ロイは上半身を倒し、ベットに仰向けに倒れ込んだ。リーエンが驚き、腰を上げた。
「・・・ウッ・・・ウッ・・・」
嗚咽が静寂の中の部屋に響いた。ロイは右手で顔を覆っている。その目からあふれ出しているのは、旅立った日に捨ててきたはずの涙だった。
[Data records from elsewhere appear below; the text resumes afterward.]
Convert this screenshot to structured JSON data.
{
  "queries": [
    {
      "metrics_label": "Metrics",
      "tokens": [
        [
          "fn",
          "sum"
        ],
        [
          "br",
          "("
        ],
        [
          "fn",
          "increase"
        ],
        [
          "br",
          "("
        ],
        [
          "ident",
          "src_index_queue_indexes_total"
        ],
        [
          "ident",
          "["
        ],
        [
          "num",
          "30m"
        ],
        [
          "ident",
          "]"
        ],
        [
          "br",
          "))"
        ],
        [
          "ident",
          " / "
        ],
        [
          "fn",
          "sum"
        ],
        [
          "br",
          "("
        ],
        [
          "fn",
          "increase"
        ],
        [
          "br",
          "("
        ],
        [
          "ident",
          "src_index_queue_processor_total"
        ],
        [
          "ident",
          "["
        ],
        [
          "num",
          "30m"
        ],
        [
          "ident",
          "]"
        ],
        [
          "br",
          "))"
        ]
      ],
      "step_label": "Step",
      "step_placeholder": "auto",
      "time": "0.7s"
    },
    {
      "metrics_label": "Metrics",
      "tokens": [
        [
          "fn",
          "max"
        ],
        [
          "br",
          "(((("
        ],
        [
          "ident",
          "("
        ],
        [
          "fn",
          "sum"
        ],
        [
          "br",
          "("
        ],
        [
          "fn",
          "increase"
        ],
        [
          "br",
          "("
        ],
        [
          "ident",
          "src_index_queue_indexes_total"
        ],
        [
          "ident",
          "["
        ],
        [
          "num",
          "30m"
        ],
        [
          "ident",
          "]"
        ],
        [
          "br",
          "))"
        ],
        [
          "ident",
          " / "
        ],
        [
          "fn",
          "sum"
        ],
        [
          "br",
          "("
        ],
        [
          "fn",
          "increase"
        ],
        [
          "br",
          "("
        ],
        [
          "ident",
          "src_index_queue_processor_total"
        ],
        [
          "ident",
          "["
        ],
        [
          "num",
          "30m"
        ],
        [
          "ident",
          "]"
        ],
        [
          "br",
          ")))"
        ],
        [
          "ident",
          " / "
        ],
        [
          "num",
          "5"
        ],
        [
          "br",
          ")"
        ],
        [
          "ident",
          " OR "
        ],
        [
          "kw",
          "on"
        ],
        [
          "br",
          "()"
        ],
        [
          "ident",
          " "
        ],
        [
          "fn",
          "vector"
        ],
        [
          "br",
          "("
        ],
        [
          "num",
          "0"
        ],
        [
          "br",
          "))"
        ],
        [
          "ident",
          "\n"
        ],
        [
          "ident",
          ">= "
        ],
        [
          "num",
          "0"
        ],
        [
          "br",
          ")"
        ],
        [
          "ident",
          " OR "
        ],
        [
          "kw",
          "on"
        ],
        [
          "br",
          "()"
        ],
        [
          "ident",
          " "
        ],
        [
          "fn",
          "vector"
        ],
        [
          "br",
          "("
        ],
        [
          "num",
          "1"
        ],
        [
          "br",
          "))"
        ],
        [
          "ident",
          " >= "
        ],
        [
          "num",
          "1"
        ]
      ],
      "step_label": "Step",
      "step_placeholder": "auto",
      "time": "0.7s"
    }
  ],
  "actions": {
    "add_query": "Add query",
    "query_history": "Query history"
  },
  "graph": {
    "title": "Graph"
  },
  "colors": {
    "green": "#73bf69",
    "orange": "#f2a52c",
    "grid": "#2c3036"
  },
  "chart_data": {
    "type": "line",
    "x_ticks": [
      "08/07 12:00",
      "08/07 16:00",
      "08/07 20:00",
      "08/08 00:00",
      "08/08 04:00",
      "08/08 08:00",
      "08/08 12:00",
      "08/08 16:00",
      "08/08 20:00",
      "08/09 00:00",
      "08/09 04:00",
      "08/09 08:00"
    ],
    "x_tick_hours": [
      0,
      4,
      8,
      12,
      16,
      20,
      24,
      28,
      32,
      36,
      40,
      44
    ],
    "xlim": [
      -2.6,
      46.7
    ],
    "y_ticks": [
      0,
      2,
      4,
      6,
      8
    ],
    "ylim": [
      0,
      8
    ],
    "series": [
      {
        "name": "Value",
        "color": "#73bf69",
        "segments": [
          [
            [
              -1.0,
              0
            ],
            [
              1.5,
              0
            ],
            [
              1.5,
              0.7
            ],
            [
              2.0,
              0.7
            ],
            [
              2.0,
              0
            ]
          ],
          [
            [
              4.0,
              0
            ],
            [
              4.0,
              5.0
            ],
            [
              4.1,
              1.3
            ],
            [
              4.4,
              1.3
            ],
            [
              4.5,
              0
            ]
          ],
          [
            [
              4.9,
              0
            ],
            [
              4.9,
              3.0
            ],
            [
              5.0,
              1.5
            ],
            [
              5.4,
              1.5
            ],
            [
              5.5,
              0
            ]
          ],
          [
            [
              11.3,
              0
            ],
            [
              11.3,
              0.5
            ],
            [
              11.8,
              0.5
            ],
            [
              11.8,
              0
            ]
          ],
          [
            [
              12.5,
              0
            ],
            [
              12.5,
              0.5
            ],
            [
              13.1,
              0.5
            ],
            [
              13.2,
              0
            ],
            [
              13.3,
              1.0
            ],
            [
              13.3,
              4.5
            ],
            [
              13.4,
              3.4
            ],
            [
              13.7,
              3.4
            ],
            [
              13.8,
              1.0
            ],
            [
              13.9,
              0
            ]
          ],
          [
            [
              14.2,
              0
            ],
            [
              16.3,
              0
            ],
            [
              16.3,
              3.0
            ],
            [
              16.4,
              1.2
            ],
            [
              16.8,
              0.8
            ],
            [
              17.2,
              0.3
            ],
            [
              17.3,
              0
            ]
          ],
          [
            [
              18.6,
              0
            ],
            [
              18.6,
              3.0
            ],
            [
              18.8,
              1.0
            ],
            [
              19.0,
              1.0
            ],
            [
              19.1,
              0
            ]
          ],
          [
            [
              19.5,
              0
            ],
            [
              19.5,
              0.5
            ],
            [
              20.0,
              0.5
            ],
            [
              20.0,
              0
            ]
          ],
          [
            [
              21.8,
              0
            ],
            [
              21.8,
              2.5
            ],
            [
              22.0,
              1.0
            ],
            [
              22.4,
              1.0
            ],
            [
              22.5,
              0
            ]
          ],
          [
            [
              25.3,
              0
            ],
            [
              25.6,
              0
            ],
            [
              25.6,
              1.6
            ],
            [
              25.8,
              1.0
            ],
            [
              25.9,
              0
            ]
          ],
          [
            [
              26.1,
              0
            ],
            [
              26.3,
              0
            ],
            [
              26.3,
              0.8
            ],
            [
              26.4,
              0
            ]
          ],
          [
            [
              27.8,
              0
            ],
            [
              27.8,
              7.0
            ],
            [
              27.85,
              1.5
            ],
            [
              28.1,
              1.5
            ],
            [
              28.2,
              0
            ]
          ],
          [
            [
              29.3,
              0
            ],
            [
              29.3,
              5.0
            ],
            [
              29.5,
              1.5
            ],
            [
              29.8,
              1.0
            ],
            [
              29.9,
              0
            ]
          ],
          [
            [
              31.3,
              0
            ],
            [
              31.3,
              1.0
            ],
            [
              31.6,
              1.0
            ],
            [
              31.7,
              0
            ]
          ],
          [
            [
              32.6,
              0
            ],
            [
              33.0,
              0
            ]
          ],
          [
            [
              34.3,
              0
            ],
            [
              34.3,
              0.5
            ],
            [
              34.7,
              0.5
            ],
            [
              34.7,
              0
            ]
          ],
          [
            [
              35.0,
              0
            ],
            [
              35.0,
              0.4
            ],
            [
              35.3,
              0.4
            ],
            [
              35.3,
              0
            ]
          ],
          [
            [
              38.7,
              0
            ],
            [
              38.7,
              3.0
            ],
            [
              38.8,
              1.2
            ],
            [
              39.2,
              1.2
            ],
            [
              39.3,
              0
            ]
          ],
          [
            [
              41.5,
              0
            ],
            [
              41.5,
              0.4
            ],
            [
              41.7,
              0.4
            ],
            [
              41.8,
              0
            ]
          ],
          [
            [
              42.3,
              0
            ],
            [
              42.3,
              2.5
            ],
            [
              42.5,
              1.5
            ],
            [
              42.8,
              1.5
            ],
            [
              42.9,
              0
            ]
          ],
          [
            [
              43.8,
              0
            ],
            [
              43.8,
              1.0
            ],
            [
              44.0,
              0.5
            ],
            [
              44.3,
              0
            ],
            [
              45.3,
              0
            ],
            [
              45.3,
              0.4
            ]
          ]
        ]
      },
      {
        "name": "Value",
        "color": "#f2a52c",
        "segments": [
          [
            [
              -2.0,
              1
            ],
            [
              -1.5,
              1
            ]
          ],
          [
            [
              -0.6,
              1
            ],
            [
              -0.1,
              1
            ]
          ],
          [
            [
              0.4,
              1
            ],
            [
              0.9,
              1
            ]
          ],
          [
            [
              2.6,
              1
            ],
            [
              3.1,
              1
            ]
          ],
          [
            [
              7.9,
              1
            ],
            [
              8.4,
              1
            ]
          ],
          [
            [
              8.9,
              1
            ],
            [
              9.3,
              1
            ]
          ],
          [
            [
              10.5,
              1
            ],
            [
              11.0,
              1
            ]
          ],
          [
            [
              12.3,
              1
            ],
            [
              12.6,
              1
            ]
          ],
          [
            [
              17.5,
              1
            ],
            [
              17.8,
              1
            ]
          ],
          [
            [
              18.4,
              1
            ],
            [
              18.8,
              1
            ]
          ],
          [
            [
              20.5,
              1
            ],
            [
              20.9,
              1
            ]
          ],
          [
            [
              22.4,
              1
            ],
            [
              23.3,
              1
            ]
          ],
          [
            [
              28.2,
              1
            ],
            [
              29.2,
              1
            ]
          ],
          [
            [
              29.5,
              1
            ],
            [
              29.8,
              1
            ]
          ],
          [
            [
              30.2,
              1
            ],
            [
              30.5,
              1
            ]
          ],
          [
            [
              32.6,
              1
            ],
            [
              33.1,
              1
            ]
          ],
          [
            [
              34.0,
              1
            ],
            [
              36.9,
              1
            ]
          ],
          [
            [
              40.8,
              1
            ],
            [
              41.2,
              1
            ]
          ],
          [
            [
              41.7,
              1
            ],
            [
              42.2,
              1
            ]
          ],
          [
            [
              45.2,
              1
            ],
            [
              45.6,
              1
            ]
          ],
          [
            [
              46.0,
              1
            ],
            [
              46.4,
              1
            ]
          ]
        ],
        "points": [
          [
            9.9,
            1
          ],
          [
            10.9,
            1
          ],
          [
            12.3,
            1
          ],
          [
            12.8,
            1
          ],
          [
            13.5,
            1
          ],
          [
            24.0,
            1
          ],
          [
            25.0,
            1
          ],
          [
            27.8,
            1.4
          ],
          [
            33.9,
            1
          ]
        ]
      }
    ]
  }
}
「じゃあ・・・俺はどうすればいいんだ・・・・・・?家族を奪われた怒りと寂しさを忘れられるほど、俺は大人じゃない」
ベットに横になり、涙を流すロイに、リーエンは微笑みかけた。
「怒りたければ怒ればいい。寂しければ泣けばいい、苦しければ叫べばいい・・・。何も我慢する必要なんてない。お前はまだ子供なのだから」
そう、なんてことのない普通の子供。それが突然戦いを余儀なくされた。リーエンと似た境遇ではあるが、ロイにとってそれはあまりにも突然で、その嘆きを口に出す暇もなかったのだろう。
リーエンはロイの胸にそっと手を置いた。
「お前はやはり、一度そのカルコンという男に会ったほうがいい。カルコンが魔物を駆逐すること、世界を掌握すること、お前の故郷を奪い去ったこと・・・。果たしてそれがザイガの為に良いことなのか。世界を見て廻ったお前の目で判断するべきだ」
顔を覆ったまま、ロイは頷いた。リーエンは立ち上がり、ドアに向かった。
「腹が減ったな、飯を持ってきてやるからここで待っておけ」
そう言ってドアを開いたリーエンに、背後からロイが声をかけた。
「ありがとう、リーエン」
リーエンはふっと笑って部屋を出た。